Viktor often uses her own body in her art. However, she does not see the works as self-portraits, but instead as a series of different characters who she plays. For example, in Yaa Asantewaa (2016) the artist homages the warrior queen of the same name from the Ashanti Empire. Face painted inky black, body poised and defiant, Viktor challenges societal and historical ideas of blackness through the pure materiality of the colour itself. Thus, the ornate portrait embodies the cultural affluence of the African continent with historic specificity and nuance. At the same time, its mesmerising patterns and lustrous textures speak to a more universal form of spiritual transcendence — both of and beyond the stories it tells.

“To me, the relationship between black and gold is a very natural conversation… they are siblings.”

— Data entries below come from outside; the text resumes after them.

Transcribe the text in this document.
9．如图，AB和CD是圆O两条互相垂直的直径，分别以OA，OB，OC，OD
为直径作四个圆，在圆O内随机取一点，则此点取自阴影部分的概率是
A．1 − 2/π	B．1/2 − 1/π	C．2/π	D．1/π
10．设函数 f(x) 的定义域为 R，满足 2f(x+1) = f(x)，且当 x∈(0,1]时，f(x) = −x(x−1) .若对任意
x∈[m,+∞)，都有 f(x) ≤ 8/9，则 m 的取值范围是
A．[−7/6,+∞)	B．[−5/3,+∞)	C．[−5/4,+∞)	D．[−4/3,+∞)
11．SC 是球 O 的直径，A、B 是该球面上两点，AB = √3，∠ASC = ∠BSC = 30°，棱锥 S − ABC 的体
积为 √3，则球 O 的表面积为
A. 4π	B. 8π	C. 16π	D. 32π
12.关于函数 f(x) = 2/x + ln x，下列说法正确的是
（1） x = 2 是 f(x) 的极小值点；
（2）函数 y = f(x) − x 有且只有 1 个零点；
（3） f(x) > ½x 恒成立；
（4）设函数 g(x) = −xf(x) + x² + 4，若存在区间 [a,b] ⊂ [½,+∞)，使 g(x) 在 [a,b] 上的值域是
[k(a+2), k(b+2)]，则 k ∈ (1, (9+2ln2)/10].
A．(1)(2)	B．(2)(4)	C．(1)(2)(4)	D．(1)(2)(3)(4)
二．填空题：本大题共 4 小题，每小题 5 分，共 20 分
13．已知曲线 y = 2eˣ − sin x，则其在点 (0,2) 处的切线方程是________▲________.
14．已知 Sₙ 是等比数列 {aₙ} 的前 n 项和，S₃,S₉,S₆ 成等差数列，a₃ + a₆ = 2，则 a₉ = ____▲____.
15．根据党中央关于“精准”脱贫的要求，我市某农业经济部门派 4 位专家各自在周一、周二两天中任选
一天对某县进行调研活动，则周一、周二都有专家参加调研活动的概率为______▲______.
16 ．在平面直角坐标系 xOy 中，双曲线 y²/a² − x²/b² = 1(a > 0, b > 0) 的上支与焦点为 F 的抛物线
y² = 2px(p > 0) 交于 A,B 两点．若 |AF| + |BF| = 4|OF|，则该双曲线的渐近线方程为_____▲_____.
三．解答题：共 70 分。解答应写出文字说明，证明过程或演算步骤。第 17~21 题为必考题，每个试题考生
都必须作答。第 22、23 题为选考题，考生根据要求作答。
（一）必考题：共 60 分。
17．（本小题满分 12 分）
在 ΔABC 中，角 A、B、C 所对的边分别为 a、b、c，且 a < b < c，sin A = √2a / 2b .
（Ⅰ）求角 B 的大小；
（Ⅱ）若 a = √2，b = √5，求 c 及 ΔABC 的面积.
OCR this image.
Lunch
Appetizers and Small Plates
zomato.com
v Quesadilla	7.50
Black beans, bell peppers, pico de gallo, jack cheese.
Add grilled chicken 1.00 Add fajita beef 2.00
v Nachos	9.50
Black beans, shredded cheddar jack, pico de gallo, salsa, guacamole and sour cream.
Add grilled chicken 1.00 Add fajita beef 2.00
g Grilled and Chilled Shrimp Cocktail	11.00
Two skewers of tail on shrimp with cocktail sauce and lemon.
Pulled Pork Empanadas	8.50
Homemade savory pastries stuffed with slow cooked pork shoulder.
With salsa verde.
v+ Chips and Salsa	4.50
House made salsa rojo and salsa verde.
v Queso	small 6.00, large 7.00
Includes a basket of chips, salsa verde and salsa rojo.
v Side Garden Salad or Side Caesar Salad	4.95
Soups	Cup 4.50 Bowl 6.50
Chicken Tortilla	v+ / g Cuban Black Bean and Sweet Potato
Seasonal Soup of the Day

Constellations I , Lina Iris Viktor, 2016. Courtesy of the artist and Mariane Ibrahim Gallery.
lina iris viktor prima
Materia Prima II, Lina Iris Viktor,2017-2018. Courtesy of the artist and Mariane Ibrahim Gallery.

Viktor uses a complex and methodical process to create her works. For her figurative compositions, she starts by photographing her own body. The photographic prints are then layered with pigment before bold gold-leaf patterns are added on top. Resin or lacquer is then applied to the surface to create different sheens of black. Viktor calls her art “light-works,” referring to their symbolic use of extreme contrasting colours. Via her canvases, Viktor deftly poses philosophical questions as to the nature of black and gold, light and dark, life and death.